ITC, a unit of Japanese conglomerate Mitsui & Co., sought additional foam from third-party sources “for the entire event,” Brent Weber, the senior vice president of sales and marketing who’s been the face of the company’s response effort.

However, Weber said ITC never ran short of foam. The entities ITC called upon included Channel Industries Mutual Aid, a Houston-area cooperative that lends rescue trucks and other gear when a member company has an emergency.

Foam Supplies

“I don’t have the specific numbers but I can tell you this, at no time were we low on foam,” Weber said. “We continued throughout the fire fighting process to bring in all the foam that we needed to fight the fire.”

U.S. Fire Pump, the Louisiana-based company the ITC brought in to help suppress the blaze, didn’t respond to requests for comment. The U.S. Chemical Safety Board, the Labor Department’s Occupational Safety and Health Administration and Harris County’s fire marshal have launched investigations of the incident.

“Ultimately, this is going to be a game changer for our industry and this country because of the duration and because of the amount of resources extended,” said Shane Stuntz, a senior emergency-response specialist at Royal Dutch Shell Plc. “Aspects of this response are going to be in training sessions for years to come.”

Falling Soot

The fire cast a mile-high plume of inky black smoke over the fourth-largest U.S. city that dropped shards of grimy soot on homes and cars. On the second night of the blaze, a dip in water pressure allowed the conflagration to intensify and engulf more storage tanks.

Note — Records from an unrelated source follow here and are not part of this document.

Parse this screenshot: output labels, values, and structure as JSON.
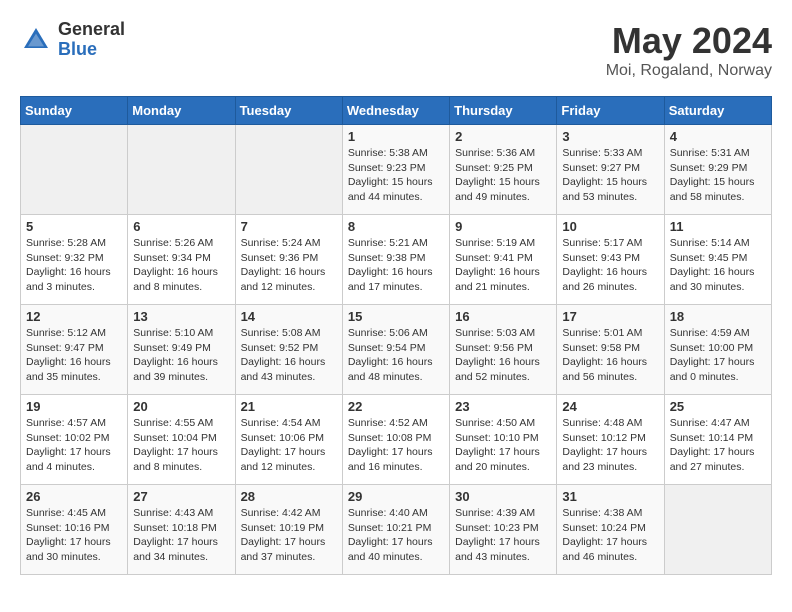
{
  "header": {
    "logo_general": "General",
    "logo_blue": "Blue",
    "title": "May 2024",
    "subtitle": "Moi, Rogaland, Norway"
  },
  "weekdays": [
    "Sunday",
    "Monday",
    "Tuesday",
    "Wednesday",
    "Thursday",
    "Friday",
    "Saturday"
  ],
  "weeks": [
    [
      {
        "day": "",
        "info": ""
      },
      {
        "day": "",
        "info": ""
      },
      {
        "day": "",
        "info": ""
      },
      {
        "day": "1",
        "info": "Sunrise: 5:38 AM\nSunset: 9:23 PM\nDaylight: 15 hours\nand 44 minutes."
      },
      {
        "day": "2",
        "info": "Sunrise: 5:36 AM\nSunset: 9:25 PM\nDaylight: 15 hours\nand 49 minutes."
      },
      {
        "day": "3",
        "info": "Sunrise: 5:33 AM\nSunset: 9:27 PM\nDaylight: 15 hours\nand 53 minutes."
      },
      {
        "day": "4",
        "info": "Sunrise: 5:31 AM\nSunset: 9:29 PM\nDaylight: 15 hours\nand 58 minutes."
      }
    ],
    [
      {
        "day": "5",
        "info": "Sunrise: 5:28 AM\nSunset: 9:32 PM\nDaylight: 16 hours\nand 3 minutes."
      },
      {
        "day": "6",
        "info": "Sunrise: 5:26 AM\nSunset: 9:34 PM\nDaylight: 16 hours\nand 8 minutes."
      },
      {
        "day": "7",
        "info": "Sunrise: 5:24 AM\nSunset: 9:36 PM\nDaylight: 16 hours\nand 12 minutes."
      },
      {
        "day": "8",
        "info": "Sunrise: 5:21 AM\nSunset: 9:38 PM\nDaylight: 16 hours\nand 17 minutes."
      },
      {
        "day": "9",
        "info": "Sunrise: 5:19 AM\nSunset: 9:41 PM\nDaylight: 16 hours\nand 21 minutes."
      },
      {
        "day": "10",
        "info": "Sunrise: 5:17 AM\nSunset: 9:43 PM\nDaylight: 16 hours\nand 26 minutes."
      },
      {
        "day": "11",
        "info": "Sunrise: 5:14 AM\nSunset: 9:45 PM\nDaylight: 16 hours\nand 30 minutes."
      }
    ],
    [
      {
        "day": "12",
        "info": "Sunrise: 5:12 AM\nSunset: 9:47 PM\nDaylight: 16 hours\nand 35 minutes."
      },
      {
        "day": "13",
        "info": "Sunrise: 5:10 AM\nSunset: 9:49 PM\nDaylight: 16 hours\nand 39 minutes."
      },
      {
        "day": "14",
        "info": "Sunrise: 5:08 AM\nSunset: 9:52 PM\nDaylight: 16 hours\nand 43 minutes."
      },
      {
        "day": "15",
        "info": "Sunrise: 5:06 AM\nSunset: 9:54 PM\nDaylight: 16 hours\nand 48 minutes."
      },
      {
        "day": "16",
        "info": "Sunrise: 5:03 AM\nSunset: 9:56 PM\nDaylight: 16 hours\nand 52 minutes."
      },
      {
        "day": "17",
        "info": "Sunrise: 5:01 AM\nSunset: 9:58 PM\nDaylight: 16 hours\nand 56 minutes."
      },
      {
        "day": "18",
        "info": "Sunrise: 4:59 AM\nSunset: 10:00 PM\nDaylight: 17 hours\nand 0 minutes."
      }
    ],
    [
      {
        "day": "19",
        "info": "Sunrise: 4:57 AM\nSunset: 10:02 PM\nDaylight: 17 hours\nand 4 minutes."
      },
      {
        "day": "20",
        "info": "Sunrise: 4:55 AM\nSunset: 10:04 PM\nDaylight: 17 hours\nand 8 minutes."
      },
      {
        "day": "21",
        "info": "Sunrise: 4:54 AM\nSunset: 10:06 PM\nDaylight: 17 hours\nand 12 minutes."
      },
      {
        "day": "22",
        "info": "Sunrise: 4:52 AM\nSunset: 10:08 PM\nDaylight: 17 hours\nand 16 minutes."
      },
      {
        "day": "23",
        "info": "Sunrise: 4:50 AM\nSunset: 10:10 PM\nDaylight: 17 hours\nand 20 minutes."
      },
      {
        "day": "24",
        "info": "Sunrise: 4:48 AM\nSunset: 10:12 PM\nDaylight: 17 hours\nand 23 minutes."
      },
      {
        "day": "25",
        "info": "Sunrise: 4:47 AM\nSunset: 10:14 PM\nDaylight: 17 hours\nand 27 minutes."
      }
    ],
    [
      {
        "day": "26",
        "info": "Sunrise: 4:45 AM\nSunset: 10:16 PM\nDaylight: 17 hours\nand 30 minutes."
      },
      {
        "day": "27",
        "info": "Sunrise: 4:43 AM\nSunset: 10:18 PM\nDaylight: 17 hours\nand 34 minutes."
      },
      {
        "day": "28",
        "info": "Sunrise: 4:42 AM\nSunset: 10:19 PM\nDaylight: 17 hours\nand 37 minutes."
      },
      {
        "day": "29",
        "info": "Sunrise: 4:40 AM\nSunset: 10:21 PM\nDaylight: 17 hours\nand 40 minutes."
      },
      {
        "day": "30",
        "info": "Sunrise: 4:39 AM\nSunset: 10:23 PM\nDaylight: 17 hours\nand 43 minutes."
      },
      {
        "day": "31",
        "info": "Sunrise: 4:38 AM\nSunset: 10:24 PM\nDaylight: 17 hours\nand 46 minutes."
      },
      {
        "day": "",
        "info": ""
      }
    ]
  ]
}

After the blaze was extinguished on March 20, clouds of cancer-causing benzene prompted take-shelter alerts in Deer Park and other suburbs, shutting down schools and highways, and paralyzing everyday life for tens of thousands of people.

The Houston Ship Channel was completely shut for three days because of benzene alerts and chemical contamination and has yet to fully reopen. Every day the city’s gateway to the Gulf of Mexico was closed cost the economy $300 million, said Garcia, a former sheriff for the third-largest U.S. county.

In addition to benzene, toluene and xylene were among the dangerous chemicals released into the air, the Texas attorney general’s office said in a lawsuit filed against ITC.

“There’s never a minor mistake that a heart surgeon will ever be allowed to make,” Garcia said. “He’s got to be perfect because he has the lift and well-being in his hand. These chemical companies that have these type of volatile toxic type of chemicals are equivalent to an industry heart surgeon.”